The Mysterious Fast on the Tenth of Tevet https://mosaicmagazine.com/picks/uncategorized/2014/12/the-mysterious-fast-on-the-tenth-of-tevet/

December 31, 2014 | Jeffrey Woolf
About the author:

The tenth day of the Hebrew month of Tevet (this year, January 1), is one of the more obscure and poorly understood dates on the Jewish calendar. The best-known explanation is that it commemorates the beginning of the siege of Jerusalem by the Babylonians, eventually leading to the destruction of the First Temple in 586 B.C.E. and the dissolution of the Judean kingdom. Jeffrey Woolf analyzes the significance of the event in light of the biblical prophets:

[The prophet Ezekiel] knew what was going to happen, for he himself had a vision of the catastrophe for which the people were headed.

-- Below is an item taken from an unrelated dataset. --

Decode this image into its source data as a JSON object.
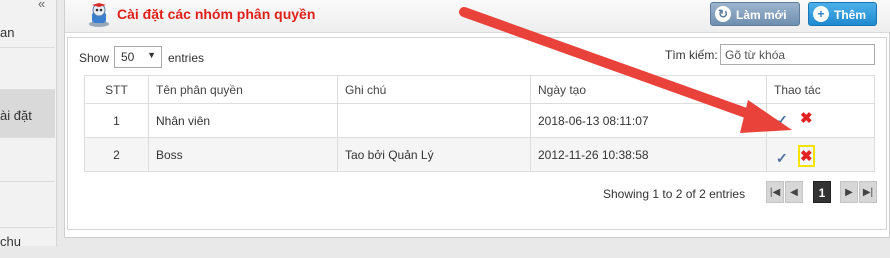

But when the day [of the Babylonian attack on Jerusalem] actually arrived, he found it difficult to assimilate what was happening and therefore the Holy One, blessed be He, had to tell him emphatically, time and again, that this was indeed the reality. Little wonder, therefore, that the rest of the people were even more deeply traumatized when Jerusalem was put under siege. The stern lesson of the tenth of Tevet—that Jerusalem was vulnerable on account of the nation’s corruption—was what led the people to include the day on which the siege of Jerusalem began among the days of mourning and commemoration for the destruction of the First (and later also the Second) Temple.